Raise for federal workers? — President Barack Obama will propose a pay raise for federal civilian employees that is less than private-sector wage growth yet more than that favored by many House Republicans, who want to extend an employee pay freeze. Obama will propose a 1 percent pay increase in the administration’s fiscal 2014 budget plan, which is expected in mid-March. At the same time, the House plans to vote soon on legislation that would extend the current freeze on basic pay rates through the end of the 2013 calendar year. The freeze was originally set for two years and had been scheduled to end in December but was extended until a temporary budget measure expires next month.
Fighting rages in Syria — Syrian troops backed by warplanes battled rebels for control of a key highway in Damascus on Saturday, a day after opposition forces cut the strategic artery as part of what they say are efforts to lay the groundwork for an eventual assault on the heavily defended capital. Rebels have been on the offensive in Damascus since launching a series of attacks on government positions on Wednesday. They brought their fight to within a mile of the heart of the capital on Friday, seizing army checkpoints and cutting a key highway as they pressed their campaign for the city, the seat of President Bashar Assad’s power. Both the rebels and the government consider the fight for Damascus the most likely endgame in their civil war.

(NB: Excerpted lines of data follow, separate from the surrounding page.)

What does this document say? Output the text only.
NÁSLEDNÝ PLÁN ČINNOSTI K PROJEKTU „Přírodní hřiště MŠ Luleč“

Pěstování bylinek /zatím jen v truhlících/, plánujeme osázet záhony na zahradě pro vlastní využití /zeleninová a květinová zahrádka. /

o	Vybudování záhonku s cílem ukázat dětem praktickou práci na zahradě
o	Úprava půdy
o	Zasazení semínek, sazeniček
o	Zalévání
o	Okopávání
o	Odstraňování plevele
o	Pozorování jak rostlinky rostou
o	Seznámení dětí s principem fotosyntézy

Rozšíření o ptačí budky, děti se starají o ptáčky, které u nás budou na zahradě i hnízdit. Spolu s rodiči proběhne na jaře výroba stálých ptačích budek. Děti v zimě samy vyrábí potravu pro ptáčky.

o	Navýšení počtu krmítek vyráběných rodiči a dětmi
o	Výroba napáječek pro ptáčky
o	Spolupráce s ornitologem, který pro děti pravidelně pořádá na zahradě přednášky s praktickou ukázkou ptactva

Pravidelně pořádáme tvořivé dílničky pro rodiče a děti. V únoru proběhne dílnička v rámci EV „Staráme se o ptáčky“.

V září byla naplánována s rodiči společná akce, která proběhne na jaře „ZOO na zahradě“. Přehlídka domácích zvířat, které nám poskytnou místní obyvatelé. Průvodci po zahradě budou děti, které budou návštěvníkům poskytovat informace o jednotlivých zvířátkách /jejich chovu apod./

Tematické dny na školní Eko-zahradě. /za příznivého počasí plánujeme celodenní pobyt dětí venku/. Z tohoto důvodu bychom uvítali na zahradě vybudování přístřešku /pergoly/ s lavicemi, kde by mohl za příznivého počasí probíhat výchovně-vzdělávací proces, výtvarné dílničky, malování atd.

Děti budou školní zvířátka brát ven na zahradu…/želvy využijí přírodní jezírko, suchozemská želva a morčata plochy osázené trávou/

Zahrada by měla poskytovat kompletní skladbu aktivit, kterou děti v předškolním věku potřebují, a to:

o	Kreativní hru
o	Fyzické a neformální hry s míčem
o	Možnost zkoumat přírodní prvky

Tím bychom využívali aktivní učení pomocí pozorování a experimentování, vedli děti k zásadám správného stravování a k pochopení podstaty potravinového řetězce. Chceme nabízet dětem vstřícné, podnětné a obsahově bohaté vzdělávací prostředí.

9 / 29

Mali rebels take to hills — Expelling the Islamist militants from Timbuktu and other northern Malian towns, as the French did swiftly last month, may have been the easy part of retaking Mali, say military officials, analysts and local fighters. Attention is now being focused on one of Africa’s harshest and least-known mountain ranges — the Adrar des Ifoghas, a forbidding landscape in northeastern Mali. “These mountains are extremely difficult for foreign armies," said spokesman Backay Ag Hamed Ahmed of the National Movement for the Liberation of Azawad.
Egypt bans YouTube — A Cairo court on Saturday ordered the government to block access to the video-sharing website YouTube for 30 days for carrying an anti-Islam film that caused deadly riots across the world. Judge Hassouna Tawfiq ordered YouTube blocked for carrying the film, which he described as “offensive to Islam and the Prophet (Muhammad)." He made the ruling in the Egyptian capital where the first protests against the film erupted last September before spreading to more than 20 countries, killing more than 50.